The locals know it as St Govan's Chapel, near the village of Bosherton.

The chapel itself is believed to have been built in the 13th or 14th Century, though the legend of St Govan is almost a millennia older.

It is an area steeped in myth and folklore, making it a fitting backdrop for the screen adaptation of Phillip Pullman’s ‘His Dark Materials’.

Dating from the 5th or 6th Century, St Govan was reputed to be a hermit monk who guarded St Govan Head from Irish pirates.

Once, while being chased by the bandits, a cleft is said to have opened in the cliff, only just wide enough for him to hide in and evade capture.

The natural fault in the rock bears striations which - legend has it - are the marks from St Govan’s ribs as he squeezed in.

Though, perhaps unsurprisingly, there is no firm evidence for any of this.

Dr Juliette Wood, Cardiff University’s Welsh folklore expert, said that rather than being a single individual, St Govan represents events and ideas from multiple sources.

She makes a distinction between historical saints, for whom there is some documentary evidence of having at least been a real person, and mythic saints who embody fears and aspirations.

“During the 5th and 6th Centuries that area would certainly have been under attack from Irish raiders, and at the same time the ancient British tribes who’d been pushed back into what we now call Wales saw their Christianity under threat," she said.

The legend goes that St Govan guarded the cliffs and rang a magic golden bell to warn of invaders.

Furious, the bandits stole his bell, only to be sunk by angels on their return voyage to Ireland.

According to the story, the bell was encased in stone by the angels meaning it could never be stolen again.

“There is a teardrop-shaped boulder which is said to contain the bell, and as with the striations in the cleft, you can see how this was a powerful means of using the natural world to reinforce beliefs and provide hope,” Dr Wood said.

More recently, newer traditions have sprung up around St Govan - something Dr Wood called "tourist legends".

“I don’t use that term disparagingly, throughout history legends have always subtly changed over time, and if they don’t, they die out," she said.

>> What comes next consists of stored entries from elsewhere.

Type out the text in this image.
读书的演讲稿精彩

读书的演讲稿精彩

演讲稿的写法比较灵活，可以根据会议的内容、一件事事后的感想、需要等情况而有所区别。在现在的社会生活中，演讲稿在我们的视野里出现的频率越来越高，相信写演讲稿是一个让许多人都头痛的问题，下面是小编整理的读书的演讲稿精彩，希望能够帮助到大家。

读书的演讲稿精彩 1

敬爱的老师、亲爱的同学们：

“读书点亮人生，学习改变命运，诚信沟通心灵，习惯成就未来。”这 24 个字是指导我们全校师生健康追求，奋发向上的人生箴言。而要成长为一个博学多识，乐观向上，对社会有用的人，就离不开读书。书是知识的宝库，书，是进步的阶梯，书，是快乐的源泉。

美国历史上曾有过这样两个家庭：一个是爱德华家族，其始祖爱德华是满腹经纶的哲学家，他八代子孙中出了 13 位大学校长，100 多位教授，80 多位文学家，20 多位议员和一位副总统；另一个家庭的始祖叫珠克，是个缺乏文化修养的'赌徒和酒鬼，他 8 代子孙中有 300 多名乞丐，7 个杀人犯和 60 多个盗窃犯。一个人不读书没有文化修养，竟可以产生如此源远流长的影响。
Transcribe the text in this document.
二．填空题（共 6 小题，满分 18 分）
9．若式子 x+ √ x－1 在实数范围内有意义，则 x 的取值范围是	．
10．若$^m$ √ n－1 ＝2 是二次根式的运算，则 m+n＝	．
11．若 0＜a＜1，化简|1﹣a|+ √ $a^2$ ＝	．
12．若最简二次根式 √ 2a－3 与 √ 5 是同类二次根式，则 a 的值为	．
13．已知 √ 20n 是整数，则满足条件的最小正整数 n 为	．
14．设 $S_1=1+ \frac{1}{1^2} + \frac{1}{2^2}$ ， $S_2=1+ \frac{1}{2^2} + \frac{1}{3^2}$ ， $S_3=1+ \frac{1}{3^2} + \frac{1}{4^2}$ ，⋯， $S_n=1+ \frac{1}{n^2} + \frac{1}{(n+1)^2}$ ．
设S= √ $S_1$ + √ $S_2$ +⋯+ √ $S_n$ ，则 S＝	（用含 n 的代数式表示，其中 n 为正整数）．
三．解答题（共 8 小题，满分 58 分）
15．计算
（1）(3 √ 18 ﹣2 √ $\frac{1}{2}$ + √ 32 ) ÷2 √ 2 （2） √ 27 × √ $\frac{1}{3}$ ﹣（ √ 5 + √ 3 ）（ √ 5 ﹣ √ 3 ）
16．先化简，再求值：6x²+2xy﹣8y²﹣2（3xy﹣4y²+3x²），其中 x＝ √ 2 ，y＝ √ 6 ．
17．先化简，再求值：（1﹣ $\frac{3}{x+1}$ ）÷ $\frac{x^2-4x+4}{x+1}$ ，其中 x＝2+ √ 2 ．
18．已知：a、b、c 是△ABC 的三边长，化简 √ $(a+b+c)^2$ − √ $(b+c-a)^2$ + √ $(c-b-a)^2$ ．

“But as efforts grew in the 19th and 20th Centuries to get people to visit the area, new stories emerged, such as the tale of the steps which are supposed to be ‘uncountable’, and the bell rock, which has now become a wishing bell which will grant you any desire as long as you don’t change your mind before you turn away from it.”

Having already survived 1,400 years or so, Dr Wood believes there’s every chance that people will still be recanting the legend of St Govan in another millennia-and-a-half.

“Legends like these seep into the fantasy books and films young people are consuming, and especially into video games," she said.

“So - presuming we’re not wiped out in an Armageddon – these things will change and adapt, but they’ll be with us for many more thousands of years.”